Influence of impurities on phase transition in quasi-one-dimensional nanowires on Si surface

We investigated using low-energy electron diffraction the influence of impurity doping on the structural phase transition in an array of quasi-one dimensional In nanowires on Si(111). A clean Si(111)4$\times$1-In surface, in its pristine form, undergoes a structural phase transition into a 8$\times$2 phase below 120 K. Introducing various impurities (hydrogen, oxygen, and alkali metals) on the surface at room temperature was found to affect the 4$\times$1-to-8$\times$2 structural phase transition by changing the transition temperature (T$_c$).

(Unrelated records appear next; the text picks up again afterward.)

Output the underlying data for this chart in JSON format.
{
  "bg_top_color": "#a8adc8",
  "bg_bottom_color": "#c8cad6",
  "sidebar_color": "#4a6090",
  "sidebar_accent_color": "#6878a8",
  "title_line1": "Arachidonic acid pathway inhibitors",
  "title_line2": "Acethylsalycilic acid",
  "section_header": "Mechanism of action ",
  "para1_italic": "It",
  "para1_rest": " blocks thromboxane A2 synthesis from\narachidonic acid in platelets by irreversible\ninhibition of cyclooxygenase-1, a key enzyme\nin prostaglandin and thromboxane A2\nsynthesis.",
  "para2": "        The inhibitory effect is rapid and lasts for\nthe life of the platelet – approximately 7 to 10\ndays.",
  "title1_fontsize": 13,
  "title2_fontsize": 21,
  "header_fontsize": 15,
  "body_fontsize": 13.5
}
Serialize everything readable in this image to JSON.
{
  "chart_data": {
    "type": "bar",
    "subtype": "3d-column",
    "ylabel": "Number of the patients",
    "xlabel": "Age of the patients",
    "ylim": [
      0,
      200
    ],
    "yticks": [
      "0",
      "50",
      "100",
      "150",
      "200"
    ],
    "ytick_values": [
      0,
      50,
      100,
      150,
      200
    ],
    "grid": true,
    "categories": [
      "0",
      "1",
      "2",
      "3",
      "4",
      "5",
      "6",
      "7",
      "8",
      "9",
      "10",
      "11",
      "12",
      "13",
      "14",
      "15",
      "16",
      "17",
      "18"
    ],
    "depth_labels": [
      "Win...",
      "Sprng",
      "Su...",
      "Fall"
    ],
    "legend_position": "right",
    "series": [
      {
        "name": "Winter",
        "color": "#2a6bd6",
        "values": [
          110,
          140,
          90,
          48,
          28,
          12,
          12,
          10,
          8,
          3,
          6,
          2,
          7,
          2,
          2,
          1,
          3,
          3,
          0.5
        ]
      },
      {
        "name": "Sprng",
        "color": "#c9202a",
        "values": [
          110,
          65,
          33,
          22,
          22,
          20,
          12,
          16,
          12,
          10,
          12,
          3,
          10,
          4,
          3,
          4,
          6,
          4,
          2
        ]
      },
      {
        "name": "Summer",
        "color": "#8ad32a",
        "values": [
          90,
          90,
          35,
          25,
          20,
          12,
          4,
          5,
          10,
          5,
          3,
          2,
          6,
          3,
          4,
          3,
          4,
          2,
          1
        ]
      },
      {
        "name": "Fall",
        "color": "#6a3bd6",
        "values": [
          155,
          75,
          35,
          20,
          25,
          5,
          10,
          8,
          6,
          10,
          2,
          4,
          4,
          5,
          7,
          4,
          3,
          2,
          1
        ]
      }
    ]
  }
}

Adsorption of the two types of the gases affected the transition in opposite ways: hydrogen adsorption lowered the T$_c$, whereas oxygen adsorption raised the T$_c$. Dosing of different alkali metals (Na, K, and Li) all decreased the T$_c$. Usually, impurities are expected to suppress the phase transition into the symmetry-broken phase (the low-temperature phase) by acting as random fluctuations in structure. In this sense, the increase in T$_c$ by the oxygen adsorption is an exceptional case enhancing the phase transition. Possible mechanisms leading to different influences of the various impurities on the structural phase transition of this In/Si(111) will be discussed.